Bu verilerden bazıları cephede savaşan ve ellerinde bir cep telefonundan biraz daha büyük boyutta okuyucular bulunan birliklerle de paylaşılıyor. Bu sayede şüpheli kişilerle ilgili daha önce IŞİD’le bir bağlantıları olup olmadığı anında kontrol edilebiliyor.
Amerika, Avrupa ve Ortadoğu’daki yetkililer ve gözlemciler bunun önemli bir girişim olduğunu kabul ediyor ancak yine de çok eksiklerin olduğuna işaret ediyorlar.
Bölgede uzun bir süre kalmış olan İnsan Hakları Gözlemevi’nin önde gelen araştırmacılarından Belkıs Wille, “Ülke içerisinde yer değiştirmek zorunda kalan ve Kürt kesimindeki kamplara yerleştirilen ya da Kürt yetkililer tarafından yakalanan şüphelilerin biometrik kayıtları alınıyor. Irak tarafındaysa bunun çok yaygın bir şekilde yapıldığına şahit olmadım. IŞİD tutuklularına da bu yöntemin uygulandığını duymadım ancak bu kayıtların alınmasının planlandığını işittim” diyor.
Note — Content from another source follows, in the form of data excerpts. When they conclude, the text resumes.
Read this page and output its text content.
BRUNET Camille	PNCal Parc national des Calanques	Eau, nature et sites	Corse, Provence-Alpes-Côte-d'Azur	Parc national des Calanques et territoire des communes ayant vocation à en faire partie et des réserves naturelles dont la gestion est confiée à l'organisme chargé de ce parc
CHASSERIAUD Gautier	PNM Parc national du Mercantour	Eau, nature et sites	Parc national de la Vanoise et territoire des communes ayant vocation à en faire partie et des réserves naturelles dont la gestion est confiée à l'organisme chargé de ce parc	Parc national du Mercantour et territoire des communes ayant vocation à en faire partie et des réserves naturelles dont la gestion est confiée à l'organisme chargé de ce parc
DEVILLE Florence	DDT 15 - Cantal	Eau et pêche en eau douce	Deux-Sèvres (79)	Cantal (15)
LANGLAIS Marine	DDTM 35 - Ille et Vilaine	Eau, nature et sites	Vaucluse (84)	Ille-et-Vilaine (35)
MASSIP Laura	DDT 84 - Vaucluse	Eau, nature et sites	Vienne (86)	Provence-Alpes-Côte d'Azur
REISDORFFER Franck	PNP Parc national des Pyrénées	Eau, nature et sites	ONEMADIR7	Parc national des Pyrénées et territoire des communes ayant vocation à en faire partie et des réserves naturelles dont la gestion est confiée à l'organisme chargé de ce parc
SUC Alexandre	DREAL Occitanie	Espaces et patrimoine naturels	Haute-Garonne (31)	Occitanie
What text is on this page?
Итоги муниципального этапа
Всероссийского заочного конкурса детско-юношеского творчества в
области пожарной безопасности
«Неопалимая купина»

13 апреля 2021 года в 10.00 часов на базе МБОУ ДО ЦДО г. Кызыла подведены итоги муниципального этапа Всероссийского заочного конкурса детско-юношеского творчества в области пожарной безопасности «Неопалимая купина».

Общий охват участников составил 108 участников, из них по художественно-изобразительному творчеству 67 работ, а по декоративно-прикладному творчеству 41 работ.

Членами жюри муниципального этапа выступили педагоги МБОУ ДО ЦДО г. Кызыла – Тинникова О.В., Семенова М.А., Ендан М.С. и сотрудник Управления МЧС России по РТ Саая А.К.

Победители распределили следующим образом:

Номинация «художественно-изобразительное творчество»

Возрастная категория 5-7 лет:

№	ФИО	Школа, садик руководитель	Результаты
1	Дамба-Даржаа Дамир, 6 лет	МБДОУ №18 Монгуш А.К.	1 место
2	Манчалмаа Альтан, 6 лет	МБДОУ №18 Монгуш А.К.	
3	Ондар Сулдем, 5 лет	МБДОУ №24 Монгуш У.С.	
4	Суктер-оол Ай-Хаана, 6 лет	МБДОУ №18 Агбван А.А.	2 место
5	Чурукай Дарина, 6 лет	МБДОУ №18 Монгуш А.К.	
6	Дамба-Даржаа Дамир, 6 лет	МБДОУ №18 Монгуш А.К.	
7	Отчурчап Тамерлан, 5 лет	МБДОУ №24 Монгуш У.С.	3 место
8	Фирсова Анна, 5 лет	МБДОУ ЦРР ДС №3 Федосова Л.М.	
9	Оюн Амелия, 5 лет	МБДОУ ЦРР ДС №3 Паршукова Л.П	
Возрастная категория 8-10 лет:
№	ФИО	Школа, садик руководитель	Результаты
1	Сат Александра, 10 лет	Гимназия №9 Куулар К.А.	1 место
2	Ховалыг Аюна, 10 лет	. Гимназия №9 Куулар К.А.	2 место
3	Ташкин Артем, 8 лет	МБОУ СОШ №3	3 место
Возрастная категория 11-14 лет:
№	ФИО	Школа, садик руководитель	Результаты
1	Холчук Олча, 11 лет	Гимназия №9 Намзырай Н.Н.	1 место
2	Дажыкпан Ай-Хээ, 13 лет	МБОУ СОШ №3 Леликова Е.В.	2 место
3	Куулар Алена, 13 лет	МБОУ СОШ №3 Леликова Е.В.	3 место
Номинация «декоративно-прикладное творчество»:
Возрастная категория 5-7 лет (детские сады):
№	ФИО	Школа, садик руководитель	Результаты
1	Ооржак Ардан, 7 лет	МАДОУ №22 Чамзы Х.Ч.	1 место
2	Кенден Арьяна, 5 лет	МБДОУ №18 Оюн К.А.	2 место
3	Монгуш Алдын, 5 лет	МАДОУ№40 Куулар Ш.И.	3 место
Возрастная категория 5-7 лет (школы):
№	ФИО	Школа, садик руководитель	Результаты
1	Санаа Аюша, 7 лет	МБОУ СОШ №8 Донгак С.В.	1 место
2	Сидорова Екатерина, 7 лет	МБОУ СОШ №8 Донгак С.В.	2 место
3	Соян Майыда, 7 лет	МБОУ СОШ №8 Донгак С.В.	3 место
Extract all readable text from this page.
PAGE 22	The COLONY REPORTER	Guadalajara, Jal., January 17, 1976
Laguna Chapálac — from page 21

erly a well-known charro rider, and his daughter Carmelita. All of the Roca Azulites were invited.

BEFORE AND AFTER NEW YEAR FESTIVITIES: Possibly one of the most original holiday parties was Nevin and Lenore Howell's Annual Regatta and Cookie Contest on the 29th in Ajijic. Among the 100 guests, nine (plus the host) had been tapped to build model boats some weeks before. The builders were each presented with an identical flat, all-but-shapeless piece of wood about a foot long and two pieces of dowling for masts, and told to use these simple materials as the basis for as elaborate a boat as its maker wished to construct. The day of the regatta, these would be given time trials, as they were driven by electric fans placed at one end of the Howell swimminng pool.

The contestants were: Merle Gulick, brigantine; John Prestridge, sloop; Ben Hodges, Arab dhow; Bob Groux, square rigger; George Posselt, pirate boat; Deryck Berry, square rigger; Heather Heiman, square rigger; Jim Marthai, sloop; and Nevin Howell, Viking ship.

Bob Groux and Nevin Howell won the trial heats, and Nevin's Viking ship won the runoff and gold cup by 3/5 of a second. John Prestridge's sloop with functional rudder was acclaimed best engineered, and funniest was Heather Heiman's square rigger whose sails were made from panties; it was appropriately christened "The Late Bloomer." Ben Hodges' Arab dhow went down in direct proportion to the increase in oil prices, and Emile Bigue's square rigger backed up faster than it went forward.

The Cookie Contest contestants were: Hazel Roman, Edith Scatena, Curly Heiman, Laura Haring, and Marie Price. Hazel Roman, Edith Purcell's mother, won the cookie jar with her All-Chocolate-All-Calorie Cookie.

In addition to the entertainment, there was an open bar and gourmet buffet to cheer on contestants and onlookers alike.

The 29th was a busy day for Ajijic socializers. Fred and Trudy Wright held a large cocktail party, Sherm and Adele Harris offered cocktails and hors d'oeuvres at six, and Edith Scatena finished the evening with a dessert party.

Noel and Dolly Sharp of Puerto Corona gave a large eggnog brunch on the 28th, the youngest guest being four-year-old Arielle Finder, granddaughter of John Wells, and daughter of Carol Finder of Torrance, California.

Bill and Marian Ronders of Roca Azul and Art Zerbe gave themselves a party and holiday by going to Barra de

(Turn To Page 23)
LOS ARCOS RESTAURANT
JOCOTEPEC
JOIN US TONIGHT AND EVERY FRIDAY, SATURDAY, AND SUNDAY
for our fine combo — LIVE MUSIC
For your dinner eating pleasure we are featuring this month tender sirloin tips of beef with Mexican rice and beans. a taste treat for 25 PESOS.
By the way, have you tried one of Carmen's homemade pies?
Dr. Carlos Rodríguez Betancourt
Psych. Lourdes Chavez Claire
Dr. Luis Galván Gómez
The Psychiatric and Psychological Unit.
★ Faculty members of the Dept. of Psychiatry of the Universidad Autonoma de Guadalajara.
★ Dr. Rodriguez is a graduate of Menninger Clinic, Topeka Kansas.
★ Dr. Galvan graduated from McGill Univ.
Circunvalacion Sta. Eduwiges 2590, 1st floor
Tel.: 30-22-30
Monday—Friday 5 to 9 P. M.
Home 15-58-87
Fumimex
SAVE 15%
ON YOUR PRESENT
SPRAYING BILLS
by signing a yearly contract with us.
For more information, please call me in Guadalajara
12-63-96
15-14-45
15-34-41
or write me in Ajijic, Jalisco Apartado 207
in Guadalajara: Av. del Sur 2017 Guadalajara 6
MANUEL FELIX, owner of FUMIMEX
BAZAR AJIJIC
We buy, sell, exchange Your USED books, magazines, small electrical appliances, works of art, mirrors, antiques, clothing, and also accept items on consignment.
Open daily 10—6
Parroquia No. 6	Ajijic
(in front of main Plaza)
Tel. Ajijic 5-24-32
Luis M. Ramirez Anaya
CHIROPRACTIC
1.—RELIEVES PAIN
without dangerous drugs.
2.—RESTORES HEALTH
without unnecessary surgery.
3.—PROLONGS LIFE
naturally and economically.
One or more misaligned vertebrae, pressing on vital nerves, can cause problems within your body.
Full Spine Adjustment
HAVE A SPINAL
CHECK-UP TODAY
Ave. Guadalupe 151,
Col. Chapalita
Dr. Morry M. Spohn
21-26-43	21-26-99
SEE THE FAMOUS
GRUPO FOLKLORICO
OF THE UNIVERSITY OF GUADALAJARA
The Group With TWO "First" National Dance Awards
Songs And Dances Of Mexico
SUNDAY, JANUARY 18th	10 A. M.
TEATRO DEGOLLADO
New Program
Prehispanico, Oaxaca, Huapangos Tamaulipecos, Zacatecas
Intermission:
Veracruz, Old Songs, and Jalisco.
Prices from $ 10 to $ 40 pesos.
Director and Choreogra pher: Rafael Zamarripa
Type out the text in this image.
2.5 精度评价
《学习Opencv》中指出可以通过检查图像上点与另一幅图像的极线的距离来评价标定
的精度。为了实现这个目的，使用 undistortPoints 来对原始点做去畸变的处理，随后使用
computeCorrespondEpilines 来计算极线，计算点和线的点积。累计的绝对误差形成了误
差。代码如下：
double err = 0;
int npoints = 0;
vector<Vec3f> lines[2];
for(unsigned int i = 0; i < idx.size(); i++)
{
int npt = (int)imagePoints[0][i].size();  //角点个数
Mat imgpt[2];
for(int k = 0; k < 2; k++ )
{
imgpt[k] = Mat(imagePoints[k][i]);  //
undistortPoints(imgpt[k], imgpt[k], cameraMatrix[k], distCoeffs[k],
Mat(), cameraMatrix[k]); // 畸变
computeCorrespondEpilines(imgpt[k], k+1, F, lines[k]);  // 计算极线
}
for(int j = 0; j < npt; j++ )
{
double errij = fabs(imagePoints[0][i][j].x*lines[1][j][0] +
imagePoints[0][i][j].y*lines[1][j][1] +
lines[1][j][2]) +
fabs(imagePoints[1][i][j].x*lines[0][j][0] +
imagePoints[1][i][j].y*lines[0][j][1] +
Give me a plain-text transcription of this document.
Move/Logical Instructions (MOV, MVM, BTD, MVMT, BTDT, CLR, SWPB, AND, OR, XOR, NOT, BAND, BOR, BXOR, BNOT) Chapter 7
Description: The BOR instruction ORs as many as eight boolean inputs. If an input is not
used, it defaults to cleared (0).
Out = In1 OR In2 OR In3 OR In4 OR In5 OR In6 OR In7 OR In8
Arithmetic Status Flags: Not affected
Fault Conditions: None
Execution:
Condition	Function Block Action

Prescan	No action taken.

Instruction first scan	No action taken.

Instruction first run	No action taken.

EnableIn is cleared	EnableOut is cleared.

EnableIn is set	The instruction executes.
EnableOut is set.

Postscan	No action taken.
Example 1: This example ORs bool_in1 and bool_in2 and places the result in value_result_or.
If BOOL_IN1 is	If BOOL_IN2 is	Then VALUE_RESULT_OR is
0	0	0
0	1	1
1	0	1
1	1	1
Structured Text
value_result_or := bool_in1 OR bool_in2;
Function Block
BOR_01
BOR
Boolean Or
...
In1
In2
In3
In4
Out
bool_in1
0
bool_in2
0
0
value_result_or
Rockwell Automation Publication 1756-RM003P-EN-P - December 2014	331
Iraklı yetkililer de Temmuz ayında Amerika’nın Sesi’ne yaptıkları açıklamada ellerindeki biyometrik kayıtlarının koalisyon güçleriyle paylaşılması konusunda çalıştıklarını söylemiş ancak bunun için bir takvim vermemişlerdi.
Sorunların üstesinden gelmek
Koalisyon güçleri de bazı sorunlar olduğunu kabul ediyor. Bölgedeki Kanada askeri gücünün ve koalisyon güçleri irtibat timlerinin komutanı general D.J. Anderson, “Iraklı yetkililerin biyometrik verileri daha iyi kullanabilmeleri üzerine çalışıyoruz. Daha önce burada olmayan bir kapasite yaratmaya uğraşıyoruz” diyor.
Bu noktada özellikle Avrupalı yetkililer sürecin hızlandırılması konusunda istekliler. Bu biyometrik verilere isteyen tüm birimlerin ulaşabileceği bir yapının bir an önce tesis edilmesi konusunda bir beklenti hakim.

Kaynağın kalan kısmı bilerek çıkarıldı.